The gene therapy, despite being added to the Foreign Medicine List by Turkey, is not covered by the state-run Social Security Institution, rendering low- and medium-income families much more desperate as they cannot afford it.
‘These families are racing against time to save their children before the age of 2 to get success in the treatment. The health minister’s statement meant to get clear of his responsibilities.’
Burhanettin Bulut, Opposition MP
After the New Year’s Eve lottery prize, which stood at 75 million liras ($10 million), was not claimed by anyone, thousands of social media users, whose messages were echoed by opposition politicians and dissident mayors, initiated a campaign to ask the government to re-allocate the money to SMA patients rather than the Turkish Wealth Fund.
However, this spontaneous social mobilization received a backlash from the government, with Health Minister Fahrettin Koca defaming the efforts as a “dirty campaign.”
He added in a statement: “Our government is strong enough to treat all patients without concern over resources. The main issue here is supporting pharmaceutical companies at the expense of moral parameters and making our state look weak.”
For Mahir Unal, deputy chair of the ruling Justice and Development Party, the campaign was a “dark propaganda based on lies” by the opposition.

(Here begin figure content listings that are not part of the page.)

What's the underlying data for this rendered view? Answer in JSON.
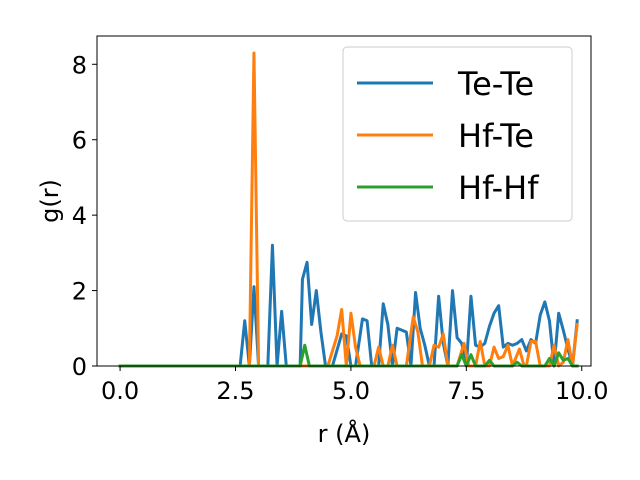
{
  "chart_data": {
    "type": "line",
    "xlabel": "r (Å)",
    "ylabel": "g(r)",
    "xlim": [
      -0.5,
      10.2
    ],
    "ylim": [
      0,
      8.75
    ],
    "xticks": [
      0.0,
      2.5,
      5.0,
      7.5,
      10.0
    ],
    "xtick_labels": [
      "0.0",
      "2.5",
      "5.0",
      "7.5",
      "10.0"
    ],
    "yticks": [
      0,
      2,
      4,
      6,
      8
    ],
    "ytick_labels": [
      "0",
      "2",
      "4",
      "6",
      "8"
    ],
    "grid": false,
    "legend_position": "top-right",
    "series": [
      {
        "name": "Te-Te",
        "color": "#1f77b4",
        "points": [
          [
            0.0,
            0
          ],
          [
            2.6,
            0
          ],
          [
            2.7,
            1.2
          ],
          [
            2.8,
            0
          ],
          [
            2.9,
            2.1
          ],
          [
            3.0,
            0
          ],
          [
            3.2,
            0
          ],
          [
            3.3,
            3.2
          ],
          [
            3.4,
            0
          ],
          [
            3.5,
            1.45
          ],
          [
            3.6,
            0
          ],
          [
            3.9,
            0
          ],
          [
            3.95,
            2.3
          ],
          [
            4.05,
            2.75
          ],
          [
            4.15,
            1.1
          ],
          [
            4.25,
            2.0
          ],
          [
            4.35,
            0.9
          ],
          [
            4.45,
            0
          ],
          [
            4.6,
            0
          ],
          [
            4.8,
            0.85
          ],
          [
            4.9,
            0.8
          ],
          [
            5.0,
            0
          ],
          [
            5.1,
            0
          ],
          [
            5.25,
            1.25
          ],
          [
            5.35,
            1.2
          ],
          [
            5.45,
            0
          ],
          [
            5.6,
            0
          ],
          [
            5.7,
            1.65
          ],
          [
            5.8,
            1.1
          ],
          [
            5.9,
            0
          ],
          [
            6.0,
            1.0
          ],
          [
            6.1,
            0.95
          ],
          [
            6.2,
            0.9
          ],
          [
            6.3,
            0
          ],
          [
            6.4,
            1.95
          ],
          [
            6.5,
            1.0
          ],
          [
            6.6,
            0.55
          ],
          [
            6.7,
            0
          ],
          [
            6.8,
            0
          ],
          [
            6.9,
            1.85
          ],
          [
            7.0,
            0.6
          ],
          [
            7.1,
            0
          ],
          [
            7.2,
            2.0
          ],
          [
            7.3,
            0.75
          ],
          [
            7.4,
            0.6
          ],
          [
            7.5,
            0
          ],
          [
            7.6,
            1.85
          ],
          [
            7.7,
            0.55
          ],
          [
            7.8,
            0.5
          ],
          [
            7.9,
            0.6
          ],
          [
            8.0,
            1.05
          ],
          [
            8.1,
            1.4
          ],
          [
            8.2,
            1.6
          ],
          [
            8.3,
            0.5
          ],
          [
            8.4,
            0.6
          ],
          [
            8.5,
            0.55
          ],
          [
            8.6,
            0.6
          ],
          [
            8.7,
            0.7
          ],
          [
            8.8,
            0.4
          ],
          [
            8.9,
            0.7
          ],
          [
            9.0,
            0.6
          ],
          [
            9.1,
            1.35
          ],
          [
            9.2,
            1.7
          ],
          [
            9.3,
            1.2
          ],
          [
            9.4,
            0
          ],
          [
            9.5,
            1.4
          ],
          [
            9.6,
            0.95
          ],
          [
            9.7,
            0.45
          ],
          [
            9.8,
            0
          ],
          [
            9.9,
            1.2
          ]
        ]
      },
      {
        "name": "Hf-Te",
        "color": "#ff7f0e",
        "points": [
          [
            0.0,
            0
          ],
          [
            2.8,
            0
          ],
          [
            2.9,
            8.3
          ],
          [
            3.0,
            0
          ],
          [
            4.5,
            0
          ],
          [
            4.7,
            0.8
          ],
          [
            4.8,
            1.5
          ],
          [
            4.9,
            0
          ],
          [
            5.0,
            1.4
          ],
          [
            5.1,
            0.5
          ],
          [
            5.2,
            0
          ],
          [
            5.5,
            0
          ],
          [
            5.6,
            0.5
          ],
          [
            5.7,
            0
          ],
          [
            5.8,
            0
          ],
          [
            5.9,
            0.55
          ],
          [
            6.0,
            0
          ],
          [
            6.2,
            0
          ],
          [
            6.35,
            1.3
          ],
          [
            6.45,
            0.9
          ],
          [
            6.55,
            0
          ],
          [
            6.7,
            0
          ],
          [
            6.8,
            0.55
          ],
          [
            6.9,
            0.5
          ],
          [
            7.0,
            0.85
          ],
          [
            7.1,
            0
          ],
          [
            7.3,
            0
          ],
          [
            7.45,
            0.6
          ],
          [
            7.55,
            0
          ],
          [
            7.7,
            0
          ],
          [
            7.8,
            0.65
          ],
          [
            7.9,
            0
          ],
          [
            8.0,
            0
          ],
          [
            8.1,
            0.5
          ],
          [
            8.2,
            0.2
          ],
          [
            8.3,
            0.25
          ],
          [
            8.4,
            0.55
          ],
          [
            8.5,
            0
          ],
          [
            8.65,
            0.45
          ],
          [
            8.75,
            0
          ],
          [
            8.8,
            0
          ],
          [
            8.9,
            0.65
          ],
          [
            9.0,
            0.65
          ],
          [
            9.1,
            0
          ],
          [
            9.3,
            0
          ],
          [
            9.4,
            0.55
          ],
          [
            9.5,
            0
          ],
          [
            9.6,
            0.1
          ],
          [
            9.7,
            0.7
          ],
          [
            9.8,
            0
          ],
          [
            9.9,
            1.1
          ]
        ]
      },
      {
        "name": "Hf-Hf",
        "color": "#2ca02c",
        "points": [
          [
            0.0,
            0
          ],
          [
            3.9,
            0
          ],
          [
            4.0,
            0.55
          ],
          [
            4.1,
            0
          ],
          [
            7.3,
            0
          ],
          [
            7.4,
            0.3
          ],
          [
            7.5,
            0
          ],
          [
            7.6,
            0.3
          ],
          [
            7.7,
            0
          ],
          [
            7.9,
            0
          ],
          [
            8.0,
            0.15
          ],
          [
            8.1,
            0
          ],
          [
            8.5,
            0
          ],
          [
            8.6,
            0.1
          ],
          [
            8.7,
            0
          ],
          [
            9.2,
            0
          ],
          [
            9.3,
            0.2
          ],
          [
            9.4,
            0
          ],
          [
            9.5,
            0.35
          ],
          [
            9.6,
            0.15
          ],
          [
            9.7,
            0.2
          ],
          [
            9.8,
            0
          ],
          [
            9.9,
            0
          ]
        ]
      }
    ]
  }
}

With a recently adopted legislation, donation campaigns cannot be conducted online and they have to get approval from provincial authorities.
“These families are racing against time to save their children before the age of 2 to get success in the treatment. The health minister’s statement meant to get clear of his responsibilities,” Burhanettin Bulut, a lawmaker from the main opposition party CHP, told Arab News.
“The state should set up a specific budget for rare diseases to fulfil its obligations vis-a-vis these babies. The cries of help from these parents are a disgrace for the country,” he added.
SMA occurs approximately once in every 10,000 live births around the world, but the rate rises to once in every 6,000 babies in Turkey.
According to Yarli, families want to apply the one-off gene therapy before the age of 2 because its effectiveness has been proved globally.
“Despite the court ruling, the government insists on not approving this second drug into its reimbursement list,” she said.
She added: “This is against the constitution, against the European Convention of Human Rights on the right to health of children.
“Turkey is under a positive obligation to secure the right to effective respect for physical integrity of citizens.”
Yarli thinks that banning these donation campaigns was meant to undermine human rights efforts rather than performing the criteria for a social welfare state.